RAFAEL SOTO VERGÉS



Cádiz, 1936. Estudios de Ciencias empresariales y de Filosofía y Letras. Según Ricardo Gullón, su obra es “una de las primeras en anticipar, mediante la potenciación simbólica, fórmulas renovadoras del realismo vigente a finales de los años cincuenta” (Diccionario de Literatura Española e Hispanoamericana). Premios: Adonais,1958, con La Agorera; Ciudad de Cáceres,1993, con Rimado bajo el piélago; Ciudad de Valencia, 1997, con Manual de Prodigios y Leonor de Poesía, 1999, con Pasto en llamas. Su teoría poética fundamental es la experiencia de lo bucólico.

 
 
 

VIDA EN LA GRAMA

PARA morir aquí, he vuelto, Bornos,
Cabeza de ataúd, madre de imágenes
Entre la incertidumbre de los lirios
Y la esfera mortal del heno en llamas.
Para llorar aquí, regreso, patria,
Ermitaña del fin de mi existencia,
Carro de yerbas hortelanas, mijo
De luz brizada por el aire de oro
Entre las narraciones de la infancia.
Para callar aquí, retorno ahora,
Y para devolverte tu palabra efímera,
Tu molino de agua entre las zarzas
Y tu oscuro licor de brumas moras.
Todo lo que diste, el aire mágico
De oscuridad mojada por la yerba;
El pecho libre, colocado y puro
En las destilerías del romero,
Te entrego ahora, herido mortalmente
Por los verdes fragores de la grama.
Y por la triste lágrima que cae
Sobre la yerba última del pasto,
Aullante bajo el cielo, condenada.


LECTURA
 
 
Hay viajes de ida y viajes de regreso. Los primeros suelen estar alimentados por la ilusión, y en ellos aletea la urgencia de los desconocido, la esperaza de ver la cara del misterio, quizá la osadía de ganarle la partida al tiempo irremediable. Los viajes de regreso, en cambio, vienen teñidos de melancolía, arrastran un bagaje de quebrados proyectos  y son, quizá, una imagen inconsciente que adelanta la paz definitiva de la muerte.
El discurso de yerba, libro al que pertenece el poema elegido, libro por el que el poeta recibió el Premio Andalucía de la Crítica, en 1994, es precisamente un viaje de regreso al lugar sin límites de la infancia y al paisaje inaugural de Bornos, la ciudad del origen que, en este libro, se convierte en enclave mítico al que Soto Vergés vuelve, cargado hasta los topes, con el caudal de experiencia de la vida.
“Vida en la grama” es el poema prologal del poemario, y traza como si fuesen los signos de un frontispicio, el propósito que mueve al autor: “para morir aquí, he vuelto, Bornos... / Para llorar aquí, regreso, patria... /Todo lo que me diste, el aire mágico... / te entrego ahora, herido mortalmente / por los verdes fragores de la grama”.
Un viaje, pues, de regreso a la muerte; pero también un viaje de regreso al país de la infancia, el único lugar que se conoce con certeza. En este sentido, el autor sigue una vieja senda por la que, desde los orígenes, han transitado los grandes autores de la literatura.

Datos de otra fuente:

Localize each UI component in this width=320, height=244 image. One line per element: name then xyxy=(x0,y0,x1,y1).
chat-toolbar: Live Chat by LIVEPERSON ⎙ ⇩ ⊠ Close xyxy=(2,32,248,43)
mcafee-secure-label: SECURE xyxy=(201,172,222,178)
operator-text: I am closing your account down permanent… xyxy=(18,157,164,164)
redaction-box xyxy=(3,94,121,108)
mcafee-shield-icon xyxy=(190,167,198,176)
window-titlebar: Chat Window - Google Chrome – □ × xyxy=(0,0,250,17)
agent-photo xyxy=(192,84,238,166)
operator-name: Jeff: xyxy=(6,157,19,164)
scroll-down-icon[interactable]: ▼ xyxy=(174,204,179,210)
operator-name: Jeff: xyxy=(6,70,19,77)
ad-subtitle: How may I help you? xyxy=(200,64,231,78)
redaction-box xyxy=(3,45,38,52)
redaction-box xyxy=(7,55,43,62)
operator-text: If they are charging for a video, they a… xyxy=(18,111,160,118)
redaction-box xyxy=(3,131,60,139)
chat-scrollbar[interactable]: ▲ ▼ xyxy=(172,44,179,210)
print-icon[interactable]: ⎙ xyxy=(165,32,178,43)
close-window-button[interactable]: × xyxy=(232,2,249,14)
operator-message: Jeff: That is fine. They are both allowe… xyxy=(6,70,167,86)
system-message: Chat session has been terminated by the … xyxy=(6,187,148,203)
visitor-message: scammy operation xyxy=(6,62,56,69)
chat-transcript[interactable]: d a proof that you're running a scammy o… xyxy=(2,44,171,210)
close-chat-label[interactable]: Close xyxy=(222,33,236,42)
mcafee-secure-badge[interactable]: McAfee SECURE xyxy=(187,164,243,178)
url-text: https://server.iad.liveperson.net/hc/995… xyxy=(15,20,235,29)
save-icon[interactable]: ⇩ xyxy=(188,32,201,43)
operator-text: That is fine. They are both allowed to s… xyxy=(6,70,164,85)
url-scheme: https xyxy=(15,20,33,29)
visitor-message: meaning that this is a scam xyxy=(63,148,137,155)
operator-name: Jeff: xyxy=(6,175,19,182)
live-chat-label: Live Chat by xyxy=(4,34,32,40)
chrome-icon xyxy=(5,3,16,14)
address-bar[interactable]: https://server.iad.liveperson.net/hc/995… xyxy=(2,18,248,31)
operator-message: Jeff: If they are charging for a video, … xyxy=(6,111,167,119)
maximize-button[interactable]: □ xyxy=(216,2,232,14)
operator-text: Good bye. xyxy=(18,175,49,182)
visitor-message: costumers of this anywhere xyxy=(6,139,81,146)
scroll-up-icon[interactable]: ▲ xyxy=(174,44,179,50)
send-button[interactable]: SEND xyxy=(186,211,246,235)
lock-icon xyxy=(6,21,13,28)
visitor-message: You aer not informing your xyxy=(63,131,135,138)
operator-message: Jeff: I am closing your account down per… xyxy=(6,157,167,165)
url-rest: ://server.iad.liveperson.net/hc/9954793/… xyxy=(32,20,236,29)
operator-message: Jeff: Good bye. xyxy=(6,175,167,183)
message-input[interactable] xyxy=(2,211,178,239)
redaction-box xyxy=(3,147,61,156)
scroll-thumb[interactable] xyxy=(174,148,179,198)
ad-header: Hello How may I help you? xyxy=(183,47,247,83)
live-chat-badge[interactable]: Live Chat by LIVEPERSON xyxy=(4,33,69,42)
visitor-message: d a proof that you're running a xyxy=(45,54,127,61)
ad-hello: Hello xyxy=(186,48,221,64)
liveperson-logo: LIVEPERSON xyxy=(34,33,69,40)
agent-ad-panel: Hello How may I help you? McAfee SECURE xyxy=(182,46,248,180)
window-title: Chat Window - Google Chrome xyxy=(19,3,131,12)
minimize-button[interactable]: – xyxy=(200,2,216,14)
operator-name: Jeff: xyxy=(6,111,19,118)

Rafael Soto Vergés, peregrino en este poema hacia su propia patria, concebida como un regazo amoroso al que acogerse, va recuperando en cada estación del camino las luces y las sombras de su biografía interior. Pertrechando con la lucidez que prestan los aportes de la existencia, el autor recupera un manantial de emociones prístinas que le actualizan la conciencia de una muerte contra la que se rebela. Con ser destacable el pormenor de los contenidos, la hondura de la reflexión sobre la fragilidad de la vida, o sobre la certeza melancólica de que el tiempo es una acumulación de derrotas, lo que confiere un sentido especial al poema es la simbología vegetal que atraviesa sus textos.
Instalado Soto Vergés en una trayectoria de fructífera independencia, que lo desliga de movimientos al uso, de clasificaciones y de escuelas, hay que destacar en este poema la magia de sus imágenes y el prodigio dominio verbal, lo que, aliado a un cierto y luminoso surrealismo, dan como resultado una lírica de sugerente lectura y un delicioso atractivo para los sentidos.

LECTOR
 
Pedro Felipe Sánchez Granados Albos, Almería, 1949. Licenciado en Filología Románica por la Universidad de Murcia. En la actualidad es profesor de Literatura Española y reside en Lorca (Murcia). Pertenece a la Asociación Andaluza de Críticos Literarios y forma parte del Consejo Editor de la revista Batarro. Es autor del libro de ensayos La esquina del milenio.